Calm Mind is to be listened to in the evening to temper an overactive mind, Deep Sleep before bed because it produces delta waves, which are the waves produced in the state of deep sleep, and Anxiety Release can be used at night or in the daytime to relieve stress and feelings of anxiety that back up in the brain and prevent us sleeping well at night.
Sleep Like A Baby: Self-Hypnosis
In addition to the binaural beats audios, there’s a sleep hypnosis recording, narrated by the author, over a hypnosis track developed by the guys at Hypnosis Downloads, so I am told.
It’s quite similar to the popular Sleep Like A Log audio that Paul McKenna did some years back, and certainly draws on inspiration from that.
It uses subliminal messaging and NLP over a theta binaural beats track to remap your sub-conscious thoughts around sleep. It can be used at any time of the time, be it afternoon or evening, but you need to make sure you are aren’t driving or operating machinery, as it evokes an altered state of awareness (trance).
I regularly use this in the afternoon during a break from work, particularly during stressful periods when my sleep isn’t great.
*Update: The Sleep Like A Baby hypnosis is now available on iTunes, too.
Sleep Diet Guide
Another component in the package is the Smart Sleep Diet Guide. Most people don’t realize that quality of sleep is heavily impacted by what we eat, and Litchfield details numerous foods that can be responsible for disrupting the sleep-wake cycle.
On the flip side the guide also provides plenty of options for creating a sleep-friendly diet. It’s an easy read at around 30 pages long, but certainly a worthy supporting addition to the package.
Does It Work?
I followed the Six Steps for 14 days (my 30 days was interrupted due to a family crisis) and regularly used the audios. I experienced very deep dream-filled sleep within about four days of starting the course. It definitely works, but frankly, I expected it to.
Litchfield’s approach is based on facts and common sense methodology. In the book he speaks of how humans evolved to sleep in line with nature, and how artificial light and irregular sleeping times are alien to humans, and no matter how we might force ourselves to evolve past tiredness, it’s impossible.
We are a part of nature, and subject to its rules. Period. Moreover, I was so shattered by day three having adjusted my sleep-wake pattern that I experienced some of deepest sleep I’ve had since my teens.
I enjoyed this book, and indeed the accompanying audios. I highly recommend it to anyone experiencing difficulty sleeping, and would definitely advise spending the $27 on this before turning to sleeping pills.

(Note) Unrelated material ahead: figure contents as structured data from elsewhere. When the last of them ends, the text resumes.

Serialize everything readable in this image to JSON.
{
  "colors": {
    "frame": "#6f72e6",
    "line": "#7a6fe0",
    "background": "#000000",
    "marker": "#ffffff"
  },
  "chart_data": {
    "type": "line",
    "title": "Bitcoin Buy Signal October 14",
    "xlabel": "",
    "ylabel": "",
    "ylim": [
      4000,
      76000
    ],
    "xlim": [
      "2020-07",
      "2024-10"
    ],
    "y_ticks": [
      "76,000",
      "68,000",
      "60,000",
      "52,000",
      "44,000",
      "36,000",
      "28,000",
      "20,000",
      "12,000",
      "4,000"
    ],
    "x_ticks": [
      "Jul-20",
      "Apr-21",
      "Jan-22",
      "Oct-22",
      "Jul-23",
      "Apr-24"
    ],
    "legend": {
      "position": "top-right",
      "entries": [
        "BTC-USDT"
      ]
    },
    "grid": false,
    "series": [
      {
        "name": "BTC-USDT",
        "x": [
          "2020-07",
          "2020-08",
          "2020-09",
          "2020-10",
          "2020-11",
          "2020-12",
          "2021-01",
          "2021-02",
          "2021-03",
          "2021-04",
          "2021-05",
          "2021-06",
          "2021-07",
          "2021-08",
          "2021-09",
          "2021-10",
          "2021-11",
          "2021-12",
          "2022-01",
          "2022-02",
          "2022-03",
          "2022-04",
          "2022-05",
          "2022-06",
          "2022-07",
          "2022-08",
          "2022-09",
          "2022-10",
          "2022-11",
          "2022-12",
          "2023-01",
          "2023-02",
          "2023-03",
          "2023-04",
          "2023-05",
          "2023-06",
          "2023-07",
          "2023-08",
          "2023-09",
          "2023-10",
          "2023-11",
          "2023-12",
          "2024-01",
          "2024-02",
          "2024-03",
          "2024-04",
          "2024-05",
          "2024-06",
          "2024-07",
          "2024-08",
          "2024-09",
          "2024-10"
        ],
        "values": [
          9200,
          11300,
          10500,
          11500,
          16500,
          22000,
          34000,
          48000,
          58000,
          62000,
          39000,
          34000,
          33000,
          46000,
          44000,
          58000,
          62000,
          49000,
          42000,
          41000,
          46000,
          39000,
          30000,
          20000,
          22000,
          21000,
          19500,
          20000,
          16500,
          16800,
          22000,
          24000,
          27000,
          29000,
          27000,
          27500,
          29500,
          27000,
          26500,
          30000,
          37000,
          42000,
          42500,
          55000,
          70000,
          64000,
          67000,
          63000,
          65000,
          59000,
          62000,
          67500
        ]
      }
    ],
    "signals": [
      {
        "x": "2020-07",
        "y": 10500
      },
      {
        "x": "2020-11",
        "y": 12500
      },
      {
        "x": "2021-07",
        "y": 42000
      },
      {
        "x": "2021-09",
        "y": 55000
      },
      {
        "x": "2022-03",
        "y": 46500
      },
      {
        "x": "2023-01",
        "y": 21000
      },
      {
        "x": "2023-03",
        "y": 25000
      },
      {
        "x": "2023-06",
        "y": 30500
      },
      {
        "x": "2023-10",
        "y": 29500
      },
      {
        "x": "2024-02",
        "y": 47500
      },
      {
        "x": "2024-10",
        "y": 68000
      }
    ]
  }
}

For me, better sleep means more productivity and general happiness, two essential aspects of both self-development and enjoying my family.
It isn’t clear why the Six Steps hasn’t been published in paperback format yet, especially considering that it is one of only a couple of specialist books in its category, and probably the only one dedicated solely to the proven natural practice of good sleep hygiene. Still I’m sure we’ll see it on bookshelves in the near future.